Children should have exhibited several of these symptoms prior to age 12.

Symptoms of inattention include:

  • Making careless mistakes, overlooking details
  • Difficulty remaining focused on tasks, conversations
  • Being easily distractible
  • Difficulty following through on instructions, or duties in the workplace
  • Difficulty organizing tasks and activities
  • Avoidance, or refusal of activities that require sustained attention (reports, forms, reviewing papers)
  • Losing things frequently
  • Being forgetful of daily activities (appointments, chores)

Symptoms of hyperactivity and impulsivity include:

  • Frequent fighting, squirming, tapping
  • Often leaving seat when remaining seated is expected
  • Feeling overly restless
  • Difficulty being still for an extended period of time
  • Difficulty engaging in leisure activities 
  • Talking excessively
  • Impulsively blurting out
  • Difficulty waiting for a turn
  • Intruding or interrupting others

A diagnosis of combined presentation is made both hyperactivity-impulsivity and inattention symptoms for at least six months.

A diagnosis of predominantly inattentive type is made when criteria are met for inattention symptoms but not for hyperactivity-impulsivity symptoms for at least six months.

A diagnosis of predominantly hyperactive-impulsive type is made when criteria are met for hyperactivity-impulsivity symptoms but not for inattention symptoms for at least six months.

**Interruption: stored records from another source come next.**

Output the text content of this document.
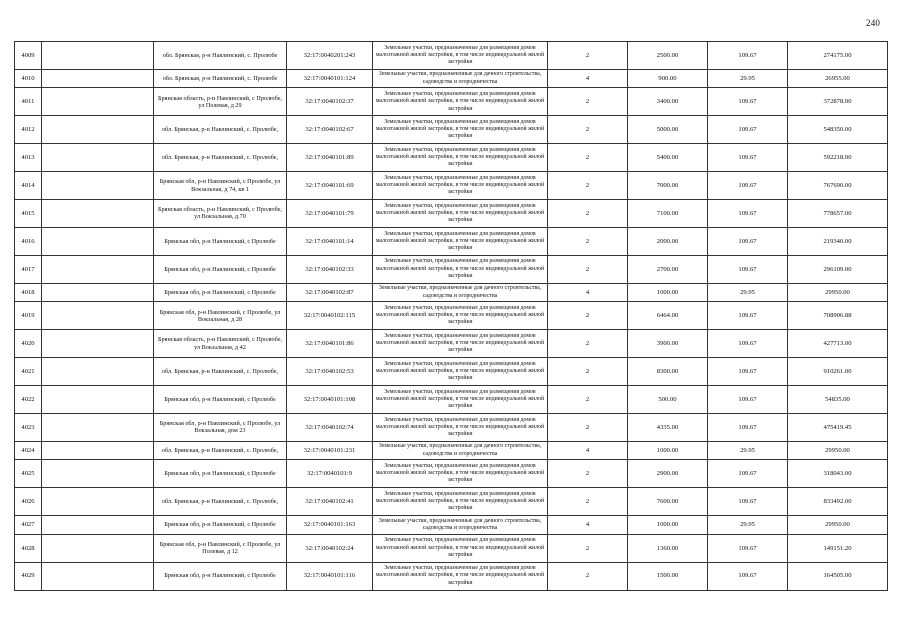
240
4009		обл. Брянская, р-н Навлинский, с. Пролюбе	32:17:0040201:243	Земельные участки, предназначенные для размещения домов малоэтажной жилой застройки, в том числе индивидуальной жилой застройки	2	2500.00	109.67	274175.00
4010		обл. Брянская, р-н Навлинский, с. Пролюбе	32:17:0040101:124	Земельные участки, предназначенные для дачного строительства, садоводства и огородничества	4	900.00	29.95	26955.00
4011		Брянская область, р-н Навлинский, с Пролюбе, ул Полевая, д 29	32:17:0040102:37	Земельные участки, предназначенные для размещения домов малоэтажной жилой застройки, в том числе индивидуальной жилой застройки	2	3400.00	109.67	372878.00
4012		обл. Брянская, р-н Навлинский, с. Пролюбе,	32:17:0040102:67	Земельные участки, предназначенные для размещения домов малоэтажной жилой застройки, в том числе индивидуальной жилой застройки	2	5000.00	109.67	548350.00
4013		обл. Брянская, р-н Навлинский, с. Пролюбе,	32:17:0040101:89	Земельные участки, предназначенные для размещения домов малоэтажной жилой застройки, в том числе индивидуальной жилой застройки	2	5400.00	109.67	592218.00
4014		Брянская обл, р-н Навлинский, с Пролюбе, ул Вокзальная, д 74, кв 1	32:17:0040101:69	Земельные участки, предназначенные для размещения домов малоэтажной жилой застройки, в том числе индивидуальной жилой застройки	2	7000.00	109.67	767690.00
4015		Брянская область, р-н Навлинский, с Пролюбе, ул Вокзальная, д.70	32:17:0040101:79	Земельные участки, предназначенные для размещения домов малоэтажной жилой застройки, в том числе индивидуальной жилой застройки	2	7100.00	109.67	778657.00
4016		Брянская обл, р-н Навлинский, с Пролюбе	32:17:0040101:14	Земельные участки, предназначенные для размещения домов малоэтажной жилой застройки, в том числе индивидуальной жилой застройки	2	2000.00	109.67	219340.00
4017		Брянская обл, р-н Навлинский, с Пролюбе	32:17:0040102:33	Земельные участки, предназначенные для размещения домов малоэтажной жилой застройки, в том числе индивидуальной жилой застройки	2	2700.00	109.67	296109.00
4018		Брянская обл, р-н Навлинский, с Пролюбе	32:17:0040102:87	Земельные участки, предназначенные для дачного строительства, садоводства и огородничества	4	1000.00	29.95	29950.00
4019		Брянская обл, р-н Навлинский, с Пролюбе, ул Вокзальная, д 28	32:17:0040102:115	Земельные участки, предназначенные для размещения домов малоэтажной жилой застройки, в том числе индивидуальной жилой застройки	2	6464.00	109.67	708906.88
4020		Брянская область, р-н Навлинский, с Пролюбе, ул Вокзальная, д 42	32:17:0040101:86	Земельные участки, предназначенные для размещения домов малоэтажной жилой застройки, в том числе индивидуальной жилой застройки	2	3900.00	109.67	427713.00
4021		обл. Брянская, р-н Навлинский, с. Пролюбе,	32:17:0040102:53	Земельные участки, предназначенные для размещения домов малоэтажной жилой застройки, в том числе индивидуальной жилой застройки	2	8300.00	109.67	910261.00
4022		Брянская обл, р-н Навлинский, с Пролюбе	32:17:0040101:108	Земельные участки, предназначенные для размещения домов малоэтажной жилой застройки, в том числе индивидуальной жилой застройки	2	500.00	109.67	54835.00
4023		Брянская обл, р-н Навлинский, с Пролюбе, ул Вокзальная, дом 23	32:17:0040102:74	Земельные участки, предназначенные для размещения домов малоэтажной жилой застройки, в том числе индивидуальной жилой застройки	2	4335.00	109.67	475419.45
4024		обл. Брянская, р-н Навлинский, с. Пролюбе,	32:17:0040101:231	Земельные участки, предназначенные для дачного строительства, садоводства и огородничества	4	1000.00	29.95	29950.00
4025		Брянская обл, р-н Навлинский, с Пролюбе	32:17:0040101:9	Земельные участки, предназначенные для размещения домов малоэтажной жилой застройки, в том числе индивидуальной жилой застройки	2	2900.00	109.67	318043.00
4026		обл. Брянская, р-н Навлинский, с. Пролюбе,	32:17:0040102:41	Земельные участки, предназначенные для размещения домов малоэтажной жилой застройки, в том числе индивидуальной жилой застройки	2	7600.00	109.67	833492.00
4027		Брянская обл, р-н Навлинский, с Пролюбе	32:17:0040101:163	Земельные участки, предназначенные для дачного строительства, садоводства и огородничества	4	1000.00	29.95	29950.00
4028		Брянская обл, р-н Навлинский, с Пролюбе, ул Полевая, д 12	32:17:0040102:24	Земельные участки, предназначенные для размещения домов малоэтажной жилой застройки, в том числе индивидуальной жилой застройки	2	1360.00	109.67	149151.20
4029		Брянская обл, р-н Навлинский, с Пролюбе	32:17:0040101:116	Земельные участки, предназначенные для размещения домов малоэтажной жилой застройки, в том числе индивидуальной жилой застройки	2	1500.00	109.67	164505.00
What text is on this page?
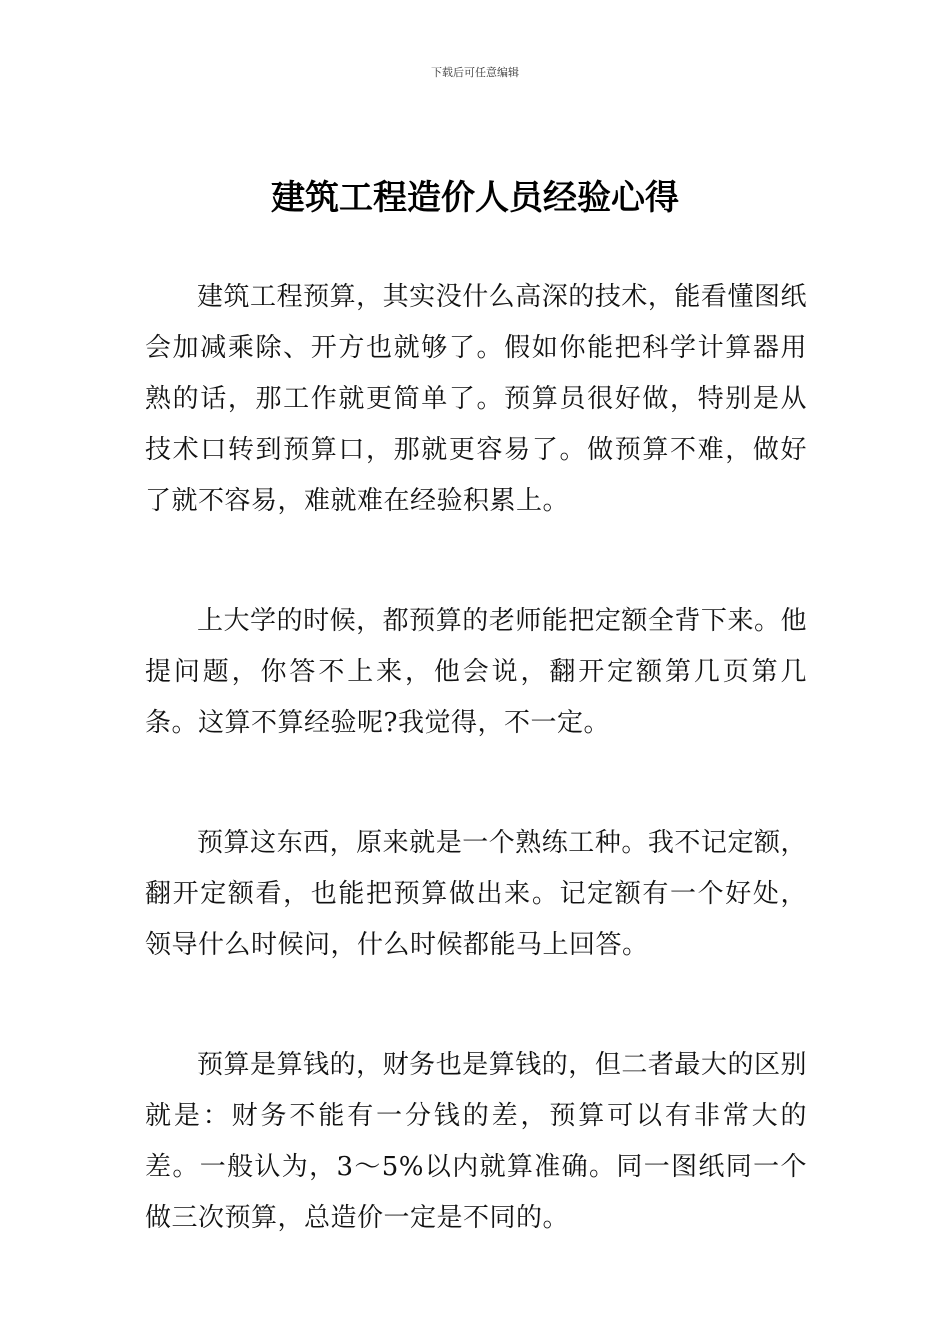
下载后可任意编辑
建筑工程造价人员经验心得

建筑工程预算，其实没什么高深的技术，能看懂图纸会加减乘除、开方也就够了。假如你能把科学计算器用熟的话，那工作就更简单了。预算员很好做，特别是从技术口转到预算口，那就更容易了。做预算不难，做好了就不容易，难就难在经验积累上。

上大学的时候，都预算的老师能把定额全背下来。他提问题，你答不上来，他会说，翻开定额第几页第几条。这算不算经验呢?我觉得，不一定。

预算这东西，原来就是一个熟练工种。我不记定额，翻开定额看，也能把预算做出来。记定额有一个好处，领导什么时候问，什么时候都能马上回答。

预算是算钱的，财务也是算钱的，但二者最大的区别就是：财务不能有一分钱的差，预算可以有非常大的差。一般认为，3～5%以内就算准确。同一图纸同一个做三次预算，总造价一定是不同的。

Children suspected of having ADHD deserve a careful evaluation both to distinguish between ADHD and ADHD-like symptoms commonly seen in other psychiatric and medical conditions and to determine if some situational/environmental stressors may be inciting symptoms like those of ADHD. Psychiatrists, psychologists, pediatricians, family physicians, neurologists, and clinical social workers most often are trained in providing an evaluation and diagnosis of mental disorders and ruling out other reasons for the child's behavior.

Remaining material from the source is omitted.